I don’t know what to do. There are so many choices for my future that I am overwhelmed with the idea of deciding on one path. I want to leave Minnesota forever. I do not want to return. Yet there are those who are trying to convince me that my stay is needed, that I belong here. This is far from the truth, and no matter how much they try to persuade me with riches, women, the prospects of success, my exit is ultimately a truth.
These “episodes” I have are being considered psychotic. I’m not paranoid, because I can see it on their faces, in their eyes, I can see their motives. I know it’s too late to start again, otherwise I would have made it by now. What do they want from me? To stay here? in the cold? in isolation? in the shitty city of minneapolis? Why can’t I leave? I have to leave, otherwise I’ll be stuck here for another two years… and that idea scares me to death.
So he leaves. He leaves everything and everyone behind. If they cannot keep up with me, to bad, he thinks.
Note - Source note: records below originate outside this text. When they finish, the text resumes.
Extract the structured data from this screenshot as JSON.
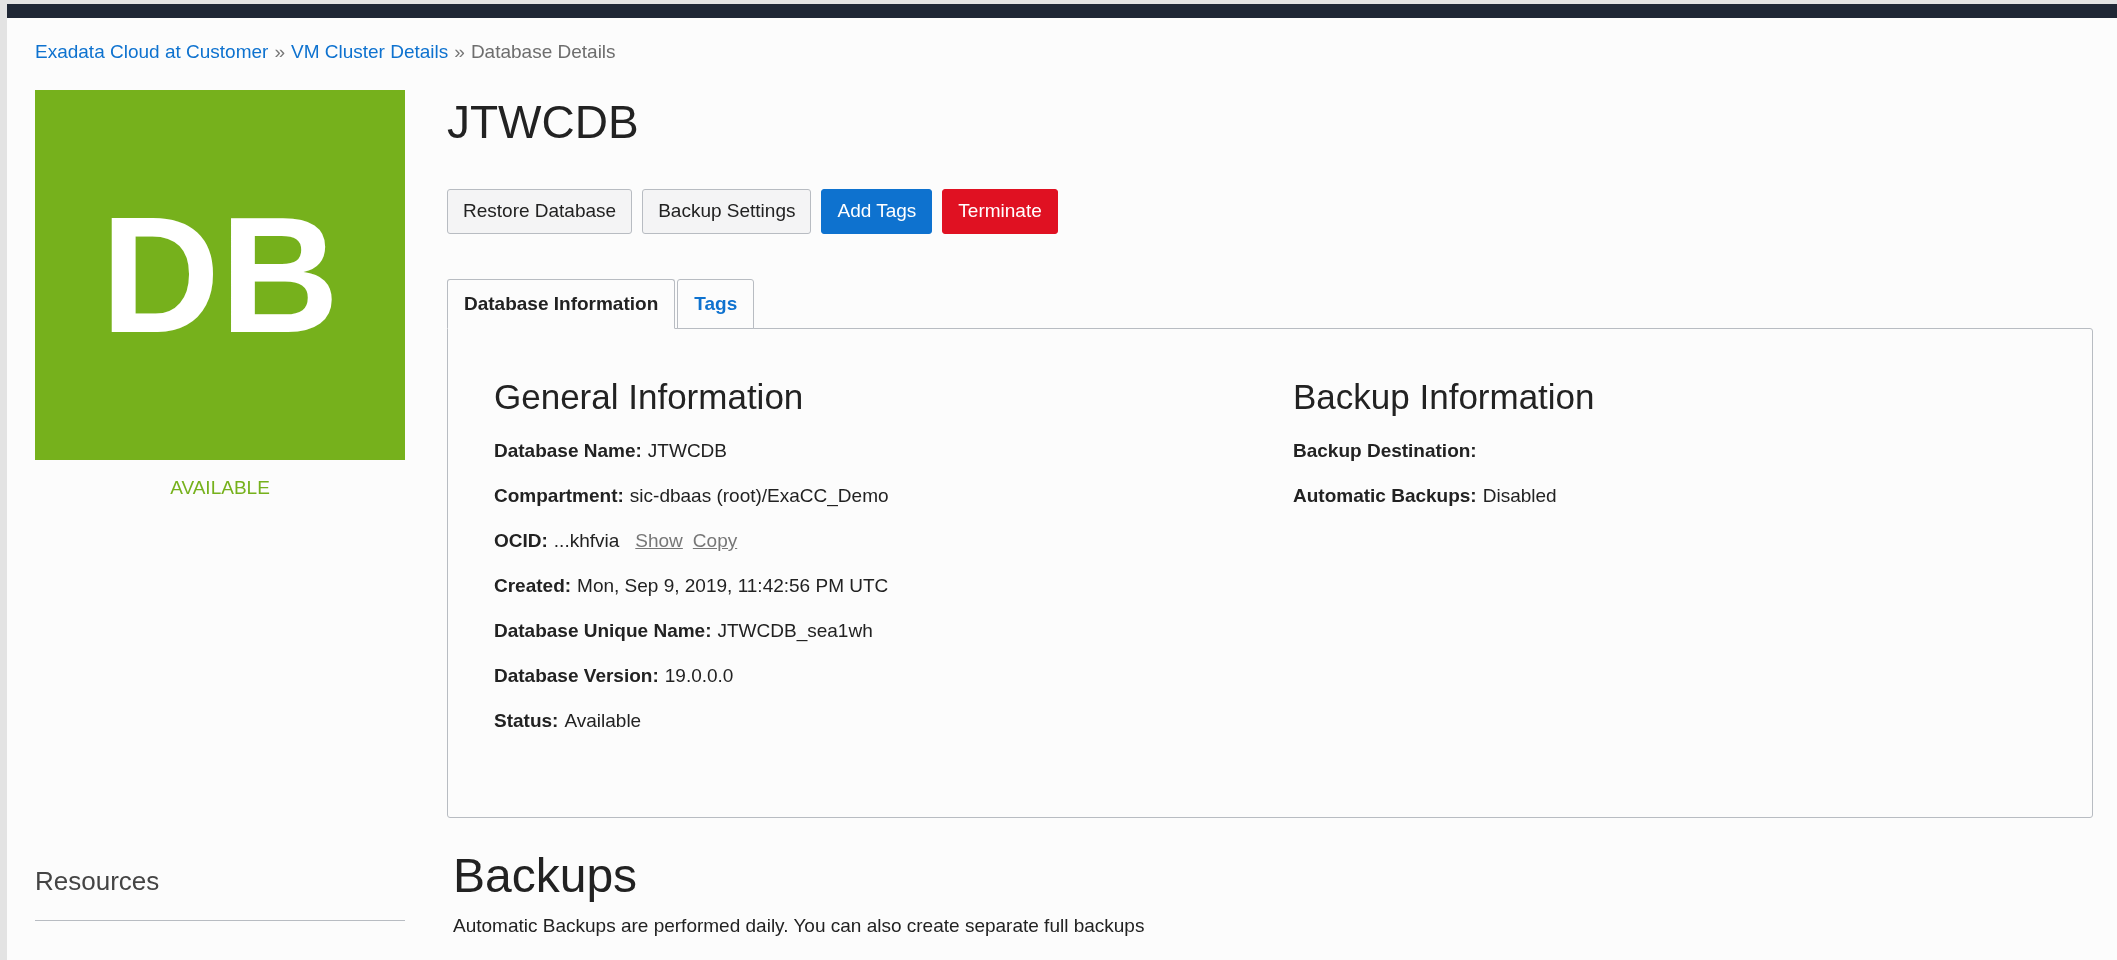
{
  "breadcrumb": [
    {
      "label": "Exadata Cloud at Customer",
      "kind": "link"
    },
    {
      "label": "»",
      "kind": "separator"
    },
    {
      "label": "VM Cluster Details",
      "kind": "link"
    },
    {
      "label": "»",
      "kind": "separator"
    },
    {
      "label": "Database Details",
      "kind": "current"
    }
  ],
  "tile": {
    "initials": "DB",
    "color": "#76b11c",
    "status": "AVAILABLE"
  },
  "title": "JTWCDB",
  "actions": [
    {
      "label": "Restore Database",
      "kind": "default"
    },
    {
      "label": "Backup Settings",
      "kind": "default"
    },
    {
      "label": "Add Tags",
      "kind": "primary"
    },
    {
      "label": "Terminate",
      "kind": "danger"
    }
  ],
  "tabs": [
    {
      "label": "Database Information",
      "selected": true
    },
    {
      "label": "Tags",
      "selected": false
    }
  ],
  "general": {
    "heading": "General Information",
    "fields": [
      {
        "label": "Database Name:",
        "value": "JTWCDB"
      },
      {
        "label": "Compartment:",
        "value": "sic-dbaas (root)/ExaCC_Demo"
      },
      {
        "label": "OCID:",
        "value": "...khfvia",
        "links": [
          "Show",
          "Copy"
        ]
      },
      {
        "label": "Created:",
        "value": "Mon, Sep 9, 2019, 11:42:56 PM UTC"
      },
      {
        "label": "Database Unique Name:",
        "value": "JTWCDB_sea1wh"
      },
      {
        "label": "Database Version:",
        "value": "19.0.0.0"
      },
      {
        "label": "Status:",
        "value": "Available"
      }
    ]
  },
  "backup": {
    "heading": "Backup Information",
    "fields": [
      {
        "label": "Backup Destination:"
      },
      {
        "label": "Automatic Backups:",
        "value": "Disabled"
      }
    ]
  },
  "resources": {
    "heading": "Resources"
  },
  "backups": {
    "heading": "Backups",
    "description": "Automatic Backups are performed daily. You can also create separate full backups"
  }
}
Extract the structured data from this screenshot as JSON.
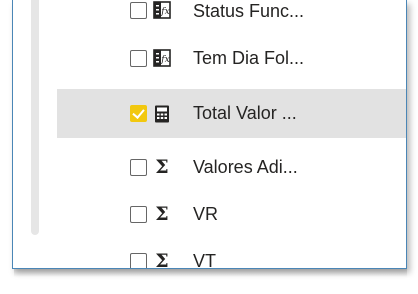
{
  "fields": [
    {
      "label": "Status Func...",
      "checked": false,
      "icon": "calculated-column-icon"
    },
    {
      "label": "Tem Dia Fol...",
      "checked": false,
      "icon": "calculated-column-icon"
    },
    {
      "label": "Total Valor ...",
      "checked": true,
      "icon": "measure-calculator-icon"
    },
    {
      "label": "Valores Adi...",
      "checked": false,
      "icon": "sigma-sum-icon"
    },
    {
      "label": "VR",
      "checked": false,
      "icon": "sigma-sum-icon"
    },
    {
      "label": "VT",
      "checked": false,
      "icon": "sigma-sum-icon"
    }
  ],
  "sigma_symbol": "Σ",
  "colors": {
    "accent": "#f2c80f",
    "selected_bg": "#e2e2e2",
    "frame": "#4a86b6"
  }
}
I have a recurring dream that I am a hostage to a powerful group, vicious, with the intent on torturing me. My feet are clamped to a device which is attached to the ceiling, I hang upside down. The goons torture me and I feel threatened for my life. Somehow I was lowered out of the clamp, saved by a group of leather-clad freedom fighters (or something like that). I turned on the water too high, and the room became flooded with water. It was difficult to turn the switch because I could not find it at first, the water was too muddy, and the grass that I had planted was free flowing everywhere, and I had to swim underneath – I had to miniaturize myself in order to find the switch and turn down the flow of water.